Because today, I want to talk to you. I want to think about you.
My brain wants to forego sleep so it can relive a few moments of a blissful weekend where I laughed like I hadn’t in years. Your reaction to me made me proud to be myself. And that is a rare exchange. I showed up to that weekend adventure with no expectations, no hopes, no knowledge of who would be there. I was not trying to impress anyone, nor was I trying to be impressed. But when I pressed myself against you, something felt right, and easy, and natural, and real.

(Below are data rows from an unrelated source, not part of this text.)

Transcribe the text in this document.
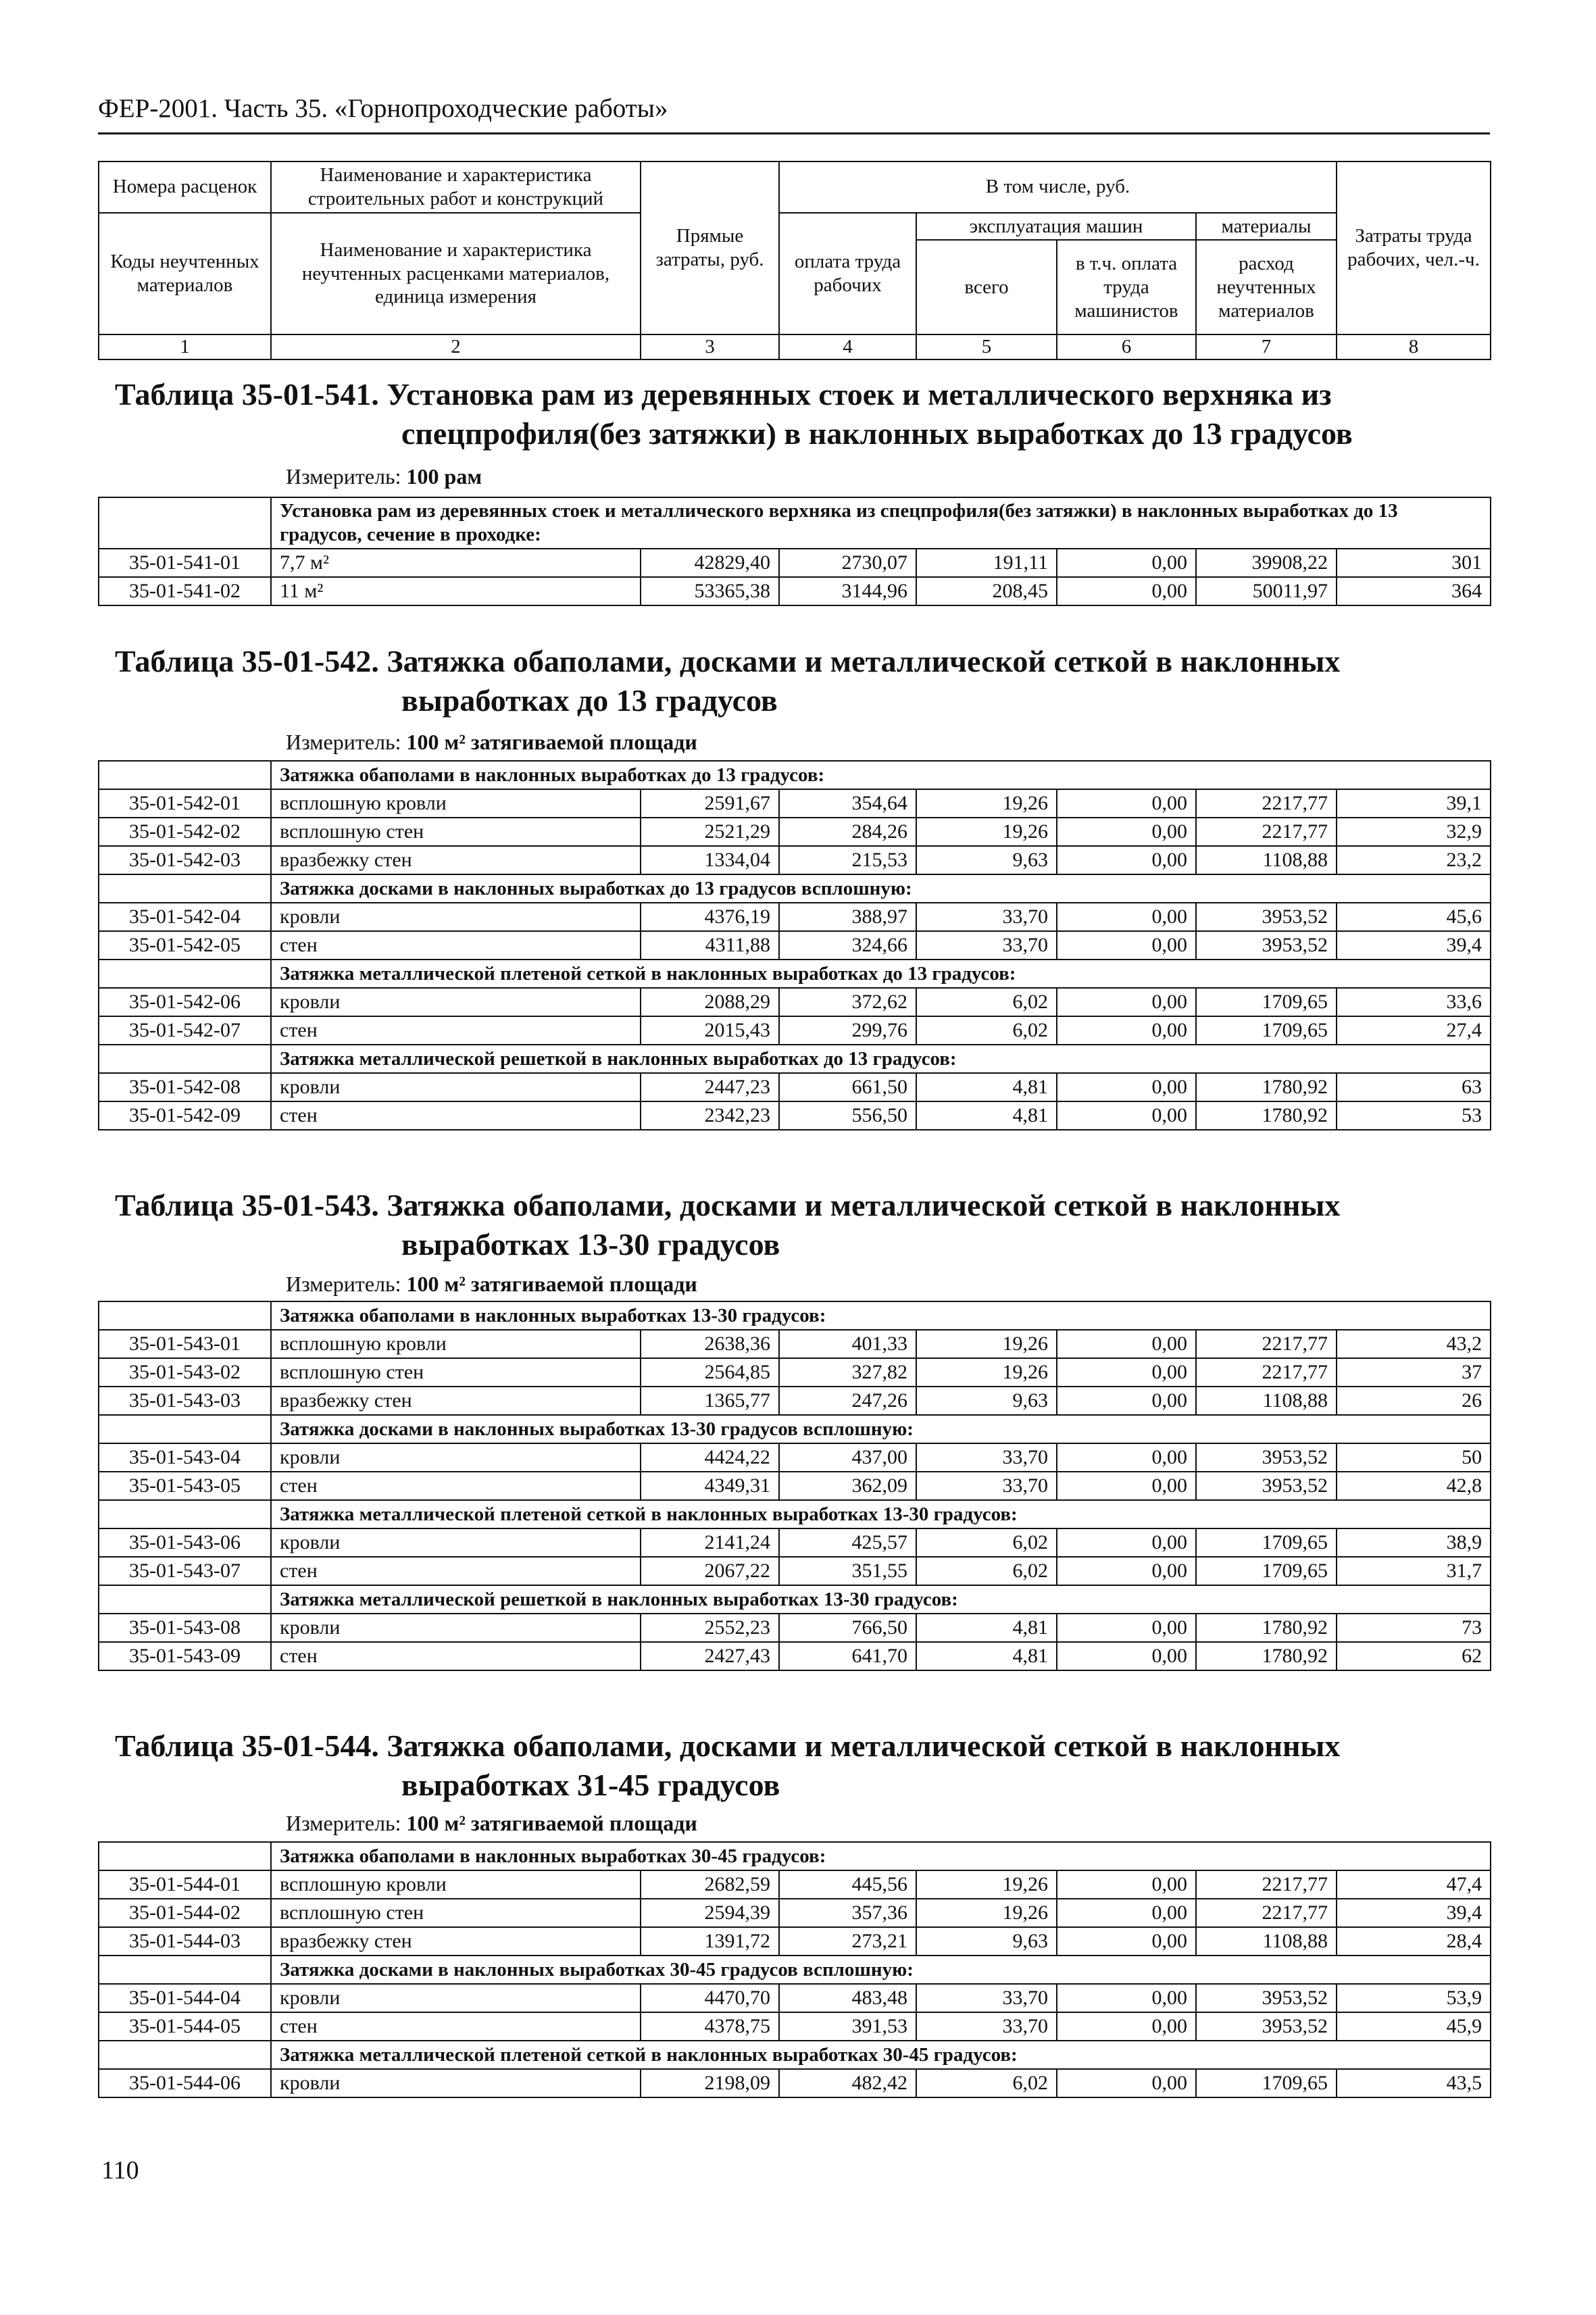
ФЕР-2001. Часть 35. «Горнопроходческие работы»
Номера расценок	Наименование и характеристика строительных работ и конструкций	Прямые затраты, руб.	В том числе, руб.				Затраты труда рабочих, чел.-ч.
Коды неучтенных материалов	Наименование и характеристика неучтенных расценками материалов, единица измерения		оплата труда рабочих	эксплуатация машин		материалы	
				всего	в т.ч. оплата труда машинистов	расход неучтенных материалов	

1	2	3	4	5	6	7	8
Таблица 35-01-541. Установка рам из деревянных стоек и металлического верхняка из
спецпрофиля(без затяжки) в наклонных выработках до 13 градусов
Измеритель: 100 рам
	Установка рам из деревянных стоек и металлического верхняка из спецпрофиля(без затяжки) в наклонных выработках до 13 градусов, сечение в проходке:						
35-01-541-01	7,7 м²	42829,40	2730,07	191,11	0,00	39908,22	301
35-01-541-02	11 м²	53365,38	3144,96	208,45	0,00	50011,97	364
Таблица 35-01-542. Затяжка обаполами, досками и металлической сеткой в наклонных
выработках до 13 градусов
Измеритель: 100 м² затягиваемой площади
	Затяжка обаполами в наклонных выработках до 13 градусов:						
35-01-542-01	всплошную кровли	2591,67	354,64	19,26	0,00	2217,77	39,1
35-01-542-02	всплошную стен	2521,29	284,26	19,26	0,00	2217,77	32,9
35-01-542-03	вразбежку стен	1334,04	215,53	9,63	0,00	1108,88	23,2
	Затяжка досками в наклонных выработках до 13 градусов всплошную:						
35-01-542-04	кровли	4376,19	388,97	33,70	0,00	3953,52	45,6
35-01-542-05	стен	4311,88	324,66	33,70	0,00	3953,52	39,4
	Затяжка металлической плетеной сеткой в наклонных выработках до 13 градусов:						
35-01-542-06	кровли	2088,29	372,62	6,02	0,00	1709,65	33,6
35-01-542-07	стен	2015,43	299,76	6,02	0,00	1709,65	27,4
	Затяжка металлической решеткой в наклонных выработках до 13 градусов:						
35-01-542-08	кровли	2447,23	661,50	4,81	0,00	1780,92	63
35-01-542-09	стен	2342,23	556,50	4,81	0,00	1780,92	53
Таблица 35-01-543. Затяжка обаполами, досками и металлической сеткой в наклонных
выработках 13-30 градусов
Измеритель: 100 м² затягиваемой площади
	Затяжка обаполами в наклонных выработках 13-30 градусов:						
35-01-543-01	всплошную кровли	2638,36	401,33	19,26	0,00	2217,77	43,2
35-01-543-02	всплошную стен	2564,85	327,82	19,26	0,00	2217,77	37
35-01-543-03	вразбежку стен	1365,77	247,26	9,63	0,00	1108,88	26
	Затяжка досками в наклонных выработках 13-30 градусов всплошную:						
35-01-543-04	кровли	4424,22	437,00	33,70	0,00	3953,52	50
35-01-543-05	стен	4349,31	362,09	33,70	0,00	3953,52	42,8
	Затяжка металлической плетеной сеткой в наклонных выработках 13-30 градусов:						
35-01-543-06	кровли	2141,24	425,57	6,02	0,00	1709,65	38,9
35-01-543-07	стен	2067,22	351,55	6,02	0,00	1709,65	31,7
	Затяжка металлической решеткой в наклонных выработках 13-30 градусов:						
35-01-543-08	кровли	2552,23	766,50	4,81	0,00	1780,92	73
35-01-543-09	стен	2427,43	641,70	4,81	0,00	1780,92	62
Таблица 35-01-544. Затяжка обаполами, досками и металлической сеткой в наклонных
выработках 31-45 градусов
Измеритель: 100 м² затягиваемой площади
	Затяжка обаполами в наклонных выработках 30-45 градусов:						
35-01-544-01	всплошную кровли	2682,59	445,56	19,26	0,00	2217,77	47,4
35-01-544-02	всплошную стен	2594,39	357,36	19,26	0,00	2217,77	39,4
35-01-544-03	вразбежку стен	1391,72	273,21	9,63	0,00	1108,88	28,4
	Затяжка досками в наклонных выработках 30-45 градусов всплошную:						
35-01-544-04	кровли	4470,70	483,48	33,70	0,00	3953,52	53,9
35-01-544-05	стен	4378,75	391,53	33,70	0,00	3953,52	45,9
	Затяжка металлической плетеной сеткой в наклонных выработках 30-45 градусов:						
35-01-544-06	кровли	2198,09	482,42	6,02	0,00	1709,65	43,5
110
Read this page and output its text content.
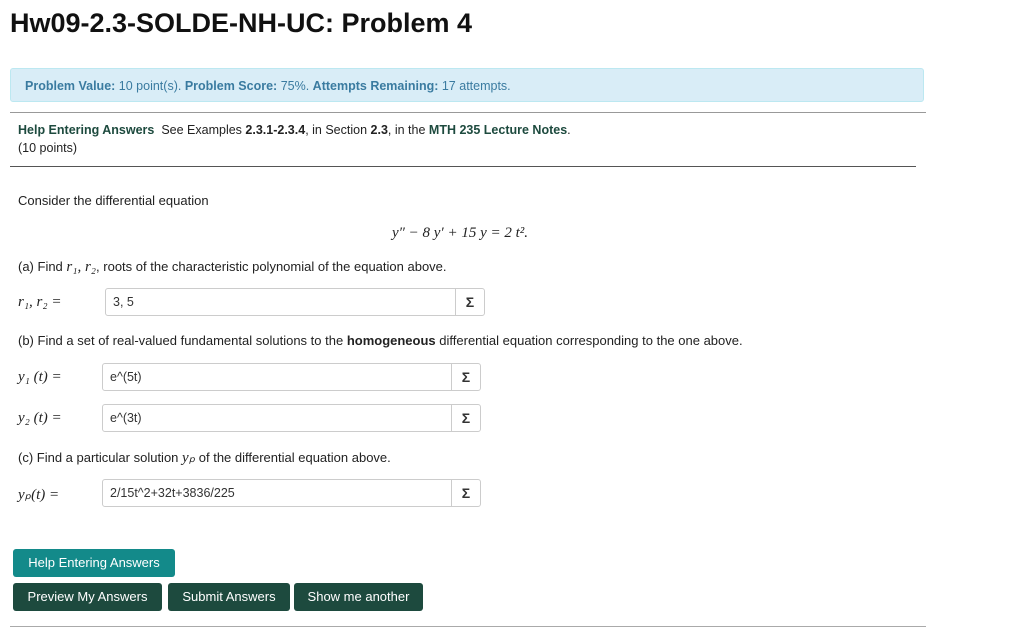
Hw09-2.3-SOLDE-NH-UC: Problem 4
Problem Value: 10 point(s). Problem Score: 75%. Attempts Remaining: 17 attempts.
Help Entering Answers See Examples 2.3.1-2.3.4, in Section 2.3, in the MTH 235 Lecture Notes.
(10 points)
Consider the differential equation
y″ − 8 y′ + 15 y = 2 t².
(a) Find r₁, r₂, roots of the characteristic polynomial of the equation above.
r₁, r₂ =	3, 5	Σ
(b) Find a set of real-valued fundamental solutions to the homogeneous differential equation corresponding to the one above.
y₁ (t) =	e^(5t)	Σ
y₂ (t) =	e^(3t)	Σ
(c) Find a particular solution yₚ of the differential equation above.
yₚ(t) =	2/15t^2+32t+3836/225	Σ
Help Entering Answers
Preview My Answers	Submit Answers	Show me another
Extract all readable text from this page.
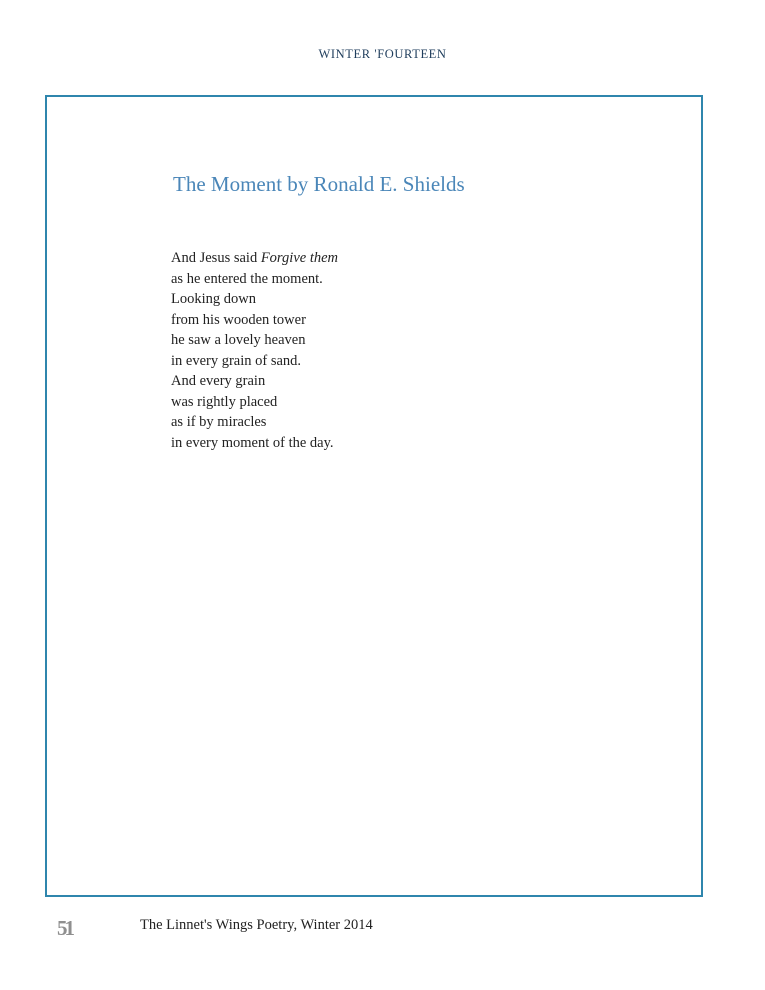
WINTER 'FOURTEEN
The Moment by Ronald E. Shields
And Jesus said Forgive them
as he entered the moment.
Looking down
from his wooden tower
he saw a lovely heaven
in every grain of sand.
And every grain
was rightly placed
as if by miracles
in every moment of the day.
51	The Linnet's Wings Poetry, Winter 2014
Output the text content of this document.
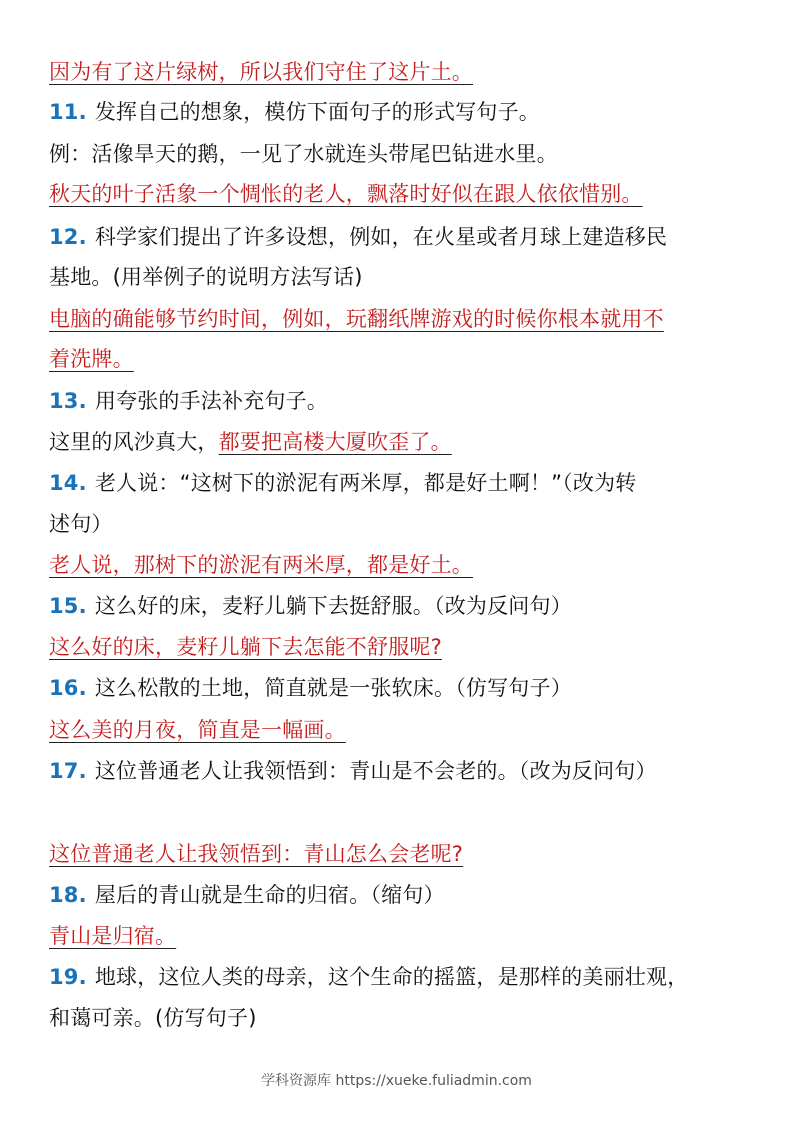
因为有了这片绿树，所以我们守住了这片土。
11. 发挥自己的想象，模仿下面句子的形式写句子。
例：活像旱天的鹅，一见了水就连头带尾巴钻进水里。
秋天的叶子活象一个惆怅的老人，飘落时好似在跟人依依惜别。
12. 科学家们提出了许多设想，例如，在火星或者月球上建造移民
基地。(用举例子的说明方法写话)
电脑的确能够节约时间，例如，玩翻纸牌游戏的时候你根本就用不
着洗牌。
13. 用夸张的手法补充句子。
这里的风沙真大，都要把高楼大厦吹歪了。
14. 老人说：“这树下的淤泥有两米厚，都是好土啊！”（改为转
述句）
老人说，那树下的淤泥有两米厚，都是好土。
15. 这么好的床，麦籽儿躺下去挺舒服。（改为反问句）
这么好的床，麦籽儿躺下去怎能不舒服呢?
16. 这么松散的土地，简直就是一张软床。（仿写句子）
这么美的月夜，简直是一幅画。
17. 这位普通老人让我领悟到：青山是不会老的。（改为反问句）
这位普通老人让我领悟到：青山怎么会老呢?
18. 屋后的青山就是生命的归宿。（缩句）
青山是归宿。
19. 地球，这位人类的母亲，这个生命的摇篮，是那样的美丽壮观，
和蔼可亲。(仿写句子)
学科资源库 https://xueke.fuliadmin.com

I barely know you, but today? It feels good to think about you. It feels good to dream about seeing you again. And even though this love hangover could fade, and months could pass, and our separate lives could stay separate – I want to remember that weekend. I want to remember the feeling I had of being excited to share myself with someone. I don’t share myself with others often, so I’d like to remember how right it felt to let someone see me. I want to remember how it felt to be confident in a connection. To not second guess myself. To do something simply because it felt right. You made me feel comfortable with me – something I struggle with even in my longest friendships.
By all accounts, you are still a stranger. But the only thing that feels strange to me is how comfortable I felt with you. The only thing that feels strange is the excitement I have about seeing you again. I don’t want to turn that off. I don’t want to run away from it. I’d like to get closer.
I do not know how or when we will see each other again. But I want to.